1. mantan calon mertua

30 5 1
                                    

Sama seperti hari-hari kemarin, cuaca nampak mendung menggelap yang pekat. Awan hitam kembali menyelimuti kota Jakarta, yang lantas siap menumpahkan semua isinya.

Pukul tujuh pagi Nandarmaga sudah terjebak macet di tengah jalan bersama Bang Adil--tetangganya yang menjadi ojeknya untuk pergi ke kampus pagi ini.
Bau-bau asap kendaraan dan bisingnya jalanan sebab pengendara yang sedikit tak sabar melaju, berhasil membuat anak itu merengut kesal. Tak cukup sampai situ, sebab ketika ia melihat jauh ke depan, ia mendapatkan padatnya kendaraan memenuhi jalanan raya. Semakin membuat ia dongkol bukan kepalang.
Namun ada yang patut disyukuri, yaitu cuaca mendung dan udara yang sejuk menyelimuti kota itu. Harus disyukuri! Sebab ia tidak harus merasakan panas. Ya walaupun panas pagi, tetep aja Maga gak suka.
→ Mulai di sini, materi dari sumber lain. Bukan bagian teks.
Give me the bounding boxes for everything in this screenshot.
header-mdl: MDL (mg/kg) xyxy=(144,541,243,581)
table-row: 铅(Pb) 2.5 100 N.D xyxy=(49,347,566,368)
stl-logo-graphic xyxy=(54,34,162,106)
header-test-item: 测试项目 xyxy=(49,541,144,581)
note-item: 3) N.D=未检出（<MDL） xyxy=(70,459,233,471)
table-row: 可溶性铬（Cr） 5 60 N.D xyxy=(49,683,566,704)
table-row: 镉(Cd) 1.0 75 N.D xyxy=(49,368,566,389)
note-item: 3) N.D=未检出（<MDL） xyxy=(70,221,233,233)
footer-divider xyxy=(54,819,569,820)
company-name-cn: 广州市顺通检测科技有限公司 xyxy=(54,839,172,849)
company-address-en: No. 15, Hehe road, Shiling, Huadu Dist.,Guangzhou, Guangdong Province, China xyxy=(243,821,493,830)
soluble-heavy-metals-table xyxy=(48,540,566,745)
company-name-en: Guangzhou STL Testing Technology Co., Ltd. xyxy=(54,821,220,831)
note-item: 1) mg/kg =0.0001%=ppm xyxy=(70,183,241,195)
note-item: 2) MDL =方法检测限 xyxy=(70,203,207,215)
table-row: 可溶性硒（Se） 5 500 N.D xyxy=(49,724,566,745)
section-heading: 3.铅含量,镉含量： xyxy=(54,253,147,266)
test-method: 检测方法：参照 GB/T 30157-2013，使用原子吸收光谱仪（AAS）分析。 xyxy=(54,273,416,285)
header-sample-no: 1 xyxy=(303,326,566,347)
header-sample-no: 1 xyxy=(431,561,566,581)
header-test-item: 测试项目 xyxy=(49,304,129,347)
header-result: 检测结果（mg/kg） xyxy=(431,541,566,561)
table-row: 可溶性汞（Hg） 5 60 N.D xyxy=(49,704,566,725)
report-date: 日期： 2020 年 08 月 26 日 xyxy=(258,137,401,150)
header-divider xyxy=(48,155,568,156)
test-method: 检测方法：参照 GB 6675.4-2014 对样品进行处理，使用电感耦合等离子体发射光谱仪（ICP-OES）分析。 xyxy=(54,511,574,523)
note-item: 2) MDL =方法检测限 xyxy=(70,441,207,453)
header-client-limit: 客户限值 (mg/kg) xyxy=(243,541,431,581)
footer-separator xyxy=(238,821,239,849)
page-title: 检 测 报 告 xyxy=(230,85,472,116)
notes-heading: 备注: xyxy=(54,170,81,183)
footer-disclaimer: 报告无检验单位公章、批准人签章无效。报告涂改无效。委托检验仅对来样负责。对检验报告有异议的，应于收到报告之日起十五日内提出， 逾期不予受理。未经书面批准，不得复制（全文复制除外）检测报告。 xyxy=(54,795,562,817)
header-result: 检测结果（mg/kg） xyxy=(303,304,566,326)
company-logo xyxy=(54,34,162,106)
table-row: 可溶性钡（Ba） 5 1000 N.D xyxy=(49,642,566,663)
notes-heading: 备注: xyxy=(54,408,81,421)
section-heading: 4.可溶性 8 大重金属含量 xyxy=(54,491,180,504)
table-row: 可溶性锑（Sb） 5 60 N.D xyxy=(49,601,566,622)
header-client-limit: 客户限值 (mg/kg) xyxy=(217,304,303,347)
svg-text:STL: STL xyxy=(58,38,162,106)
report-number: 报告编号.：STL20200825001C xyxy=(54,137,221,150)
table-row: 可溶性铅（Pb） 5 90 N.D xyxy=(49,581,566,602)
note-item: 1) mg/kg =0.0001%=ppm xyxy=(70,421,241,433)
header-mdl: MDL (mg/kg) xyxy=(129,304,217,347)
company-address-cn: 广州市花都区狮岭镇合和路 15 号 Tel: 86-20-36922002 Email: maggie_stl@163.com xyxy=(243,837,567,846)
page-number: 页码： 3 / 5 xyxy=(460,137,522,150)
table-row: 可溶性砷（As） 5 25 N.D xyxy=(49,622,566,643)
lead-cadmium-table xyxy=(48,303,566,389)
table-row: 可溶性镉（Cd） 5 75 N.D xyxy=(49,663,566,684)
Ditengah bisingnya suara kendaraan dan klakson itu tak mengindahkan Maga menikmati perasaan yang mengganjalnya sejak semalam. Pikirannya jauh melayang entah kemana. Meninggalkan sebuah pertanyaan besar di kepala Bang Adil, sebab bocah yang banyak tingkahnya itu kebanyakan diam hari ini, tidak seperti biasanya yang begitu absurd dan membuat dongkol setiap orang. Seperti sekarang, dari kaca spion, Mas Adil dapat leluasa melihat bocah freak itu melamun, matanya sayu seperti tak ada jiwa yang menyertainya.

Tumben, apa sakit ya?

Masa sih sakit? Biasanya juga kayak reog.

Atau kesurupan?

Mas Adil lantas menggeleng kuat-kuat membuang pertanyaan konyol yang begitu konyol. Lalu tak lama kemudian ia menggeser kaca spion agar tidak menampakkan wajah Maga lagi, lantas beralih menunggu macet yang entah sampai kapan mereda, sejenak melupakan Maga yang membuat ia merinding.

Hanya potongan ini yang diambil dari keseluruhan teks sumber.